「木賊」 これを「トクサ」と読めるのは温泉好きだけだろう。会津高原最奥に広がる、のどかな田園地帯を、標識をたよりに進むと、木賊温泉に入る。川と並行する道沿いに、ポツポツと温泉宿がある。川の反対側では、田起こしが続けられている。
農作業の風景を尻目に、谷底に下ると、目指す井筒屋がある。駅前旅館がそうであったかのような大きなガラス戸を、大きな音を立てながら引き、声をかけてもだれも出てきやしない。やっと出てきたおばあちゃん。「名物の露天へ入ったら?」と、まるで営業意欲なしである。そこを頼み込んで、内風呂をつかわせてもらった。
狭い階段を下ると、途中に狭い脱衣場がある。これじゃ、何人も入れないぞと思いながら、浴室の扉を開く。

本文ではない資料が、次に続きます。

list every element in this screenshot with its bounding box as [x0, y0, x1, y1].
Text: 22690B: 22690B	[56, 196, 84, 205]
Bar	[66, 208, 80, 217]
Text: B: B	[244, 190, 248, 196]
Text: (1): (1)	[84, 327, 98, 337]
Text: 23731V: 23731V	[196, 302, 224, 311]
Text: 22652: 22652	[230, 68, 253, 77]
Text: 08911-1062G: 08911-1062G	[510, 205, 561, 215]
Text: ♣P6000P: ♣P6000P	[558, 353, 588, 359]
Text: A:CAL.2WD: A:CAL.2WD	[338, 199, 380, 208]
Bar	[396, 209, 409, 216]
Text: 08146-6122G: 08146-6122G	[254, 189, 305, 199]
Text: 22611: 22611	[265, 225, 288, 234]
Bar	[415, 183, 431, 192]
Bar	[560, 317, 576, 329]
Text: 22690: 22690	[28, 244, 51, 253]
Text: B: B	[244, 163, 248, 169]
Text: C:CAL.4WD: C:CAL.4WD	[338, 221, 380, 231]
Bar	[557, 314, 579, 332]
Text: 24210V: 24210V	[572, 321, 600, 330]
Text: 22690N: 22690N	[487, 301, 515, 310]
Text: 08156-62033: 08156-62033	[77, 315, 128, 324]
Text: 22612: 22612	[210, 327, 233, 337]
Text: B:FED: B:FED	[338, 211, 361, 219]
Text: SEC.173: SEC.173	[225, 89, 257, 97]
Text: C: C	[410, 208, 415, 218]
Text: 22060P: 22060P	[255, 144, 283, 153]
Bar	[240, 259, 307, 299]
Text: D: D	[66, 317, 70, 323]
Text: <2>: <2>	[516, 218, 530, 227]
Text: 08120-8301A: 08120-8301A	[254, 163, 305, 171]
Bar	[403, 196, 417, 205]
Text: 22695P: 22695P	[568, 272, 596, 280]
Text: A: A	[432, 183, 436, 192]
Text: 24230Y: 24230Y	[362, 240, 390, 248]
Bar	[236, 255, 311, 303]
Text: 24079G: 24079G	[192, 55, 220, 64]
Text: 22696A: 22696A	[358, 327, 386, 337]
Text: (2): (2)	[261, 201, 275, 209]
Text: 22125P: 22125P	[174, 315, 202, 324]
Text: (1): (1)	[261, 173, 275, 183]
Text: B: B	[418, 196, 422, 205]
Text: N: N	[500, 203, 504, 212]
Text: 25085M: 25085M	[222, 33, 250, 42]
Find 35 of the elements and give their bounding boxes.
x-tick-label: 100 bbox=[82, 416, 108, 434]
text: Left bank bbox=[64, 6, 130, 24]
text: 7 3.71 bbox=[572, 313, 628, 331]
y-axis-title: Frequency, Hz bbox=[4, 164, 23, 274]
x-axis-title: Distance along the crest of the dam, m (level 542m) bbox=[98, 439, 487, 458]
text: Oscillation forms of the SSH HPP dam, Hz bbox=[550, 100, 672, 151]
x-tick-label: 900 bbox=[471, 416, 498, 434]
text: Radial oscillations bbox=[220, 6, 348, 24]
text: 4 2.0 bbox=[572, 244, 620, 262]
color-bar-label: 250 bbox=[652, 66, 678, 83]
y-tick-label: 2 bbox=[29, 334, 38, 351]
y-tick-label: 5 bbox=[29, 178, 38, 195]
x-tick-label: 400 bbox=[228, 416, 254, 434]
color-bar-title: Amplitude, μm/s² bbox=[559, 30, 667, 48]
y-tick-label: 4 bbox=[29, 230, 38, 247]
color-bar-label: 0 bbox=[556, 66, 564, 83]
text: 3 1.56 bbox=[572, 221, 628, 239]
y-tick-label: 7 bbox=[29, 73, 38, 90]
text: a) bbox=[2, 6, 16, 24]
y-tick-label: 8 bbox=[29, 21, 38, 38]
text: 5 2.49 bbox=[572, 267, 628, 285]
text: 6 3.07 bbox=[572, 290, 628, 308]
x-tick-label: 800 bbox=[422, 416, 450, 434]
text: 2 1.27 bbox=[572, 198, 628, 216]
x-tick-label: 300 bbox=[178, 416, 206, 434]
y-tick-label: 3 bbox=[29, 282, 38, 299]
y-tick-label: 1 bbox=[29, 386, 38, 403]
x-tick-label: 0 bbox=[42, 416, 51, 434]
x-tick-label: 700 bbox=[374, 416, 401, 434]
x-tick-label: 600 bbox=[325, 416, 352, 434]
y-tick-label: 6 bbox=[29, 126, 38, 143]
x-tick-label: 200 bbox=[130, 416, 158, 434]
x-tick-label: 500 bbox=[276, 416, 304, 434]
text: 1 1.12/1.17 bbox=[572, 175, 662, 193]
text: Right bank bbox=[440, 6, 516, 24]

川沿いの岩風呂は、露天同様、やはり水面スレスレ。窓を開放すると、さわやかな薫風が吹きぬける。硫黄のにおいはまったくしないから、単純泉なのかも知れない。岩盤からは、小さな気泡がポワポワと舞い上がってくる。痔主のダンナに、その上に座ることを勧めたが、ちょっと熱かったらしい。
訪れたのは風薫る五月であったが、秋の紅葉はもっとすばらしいものに違いない。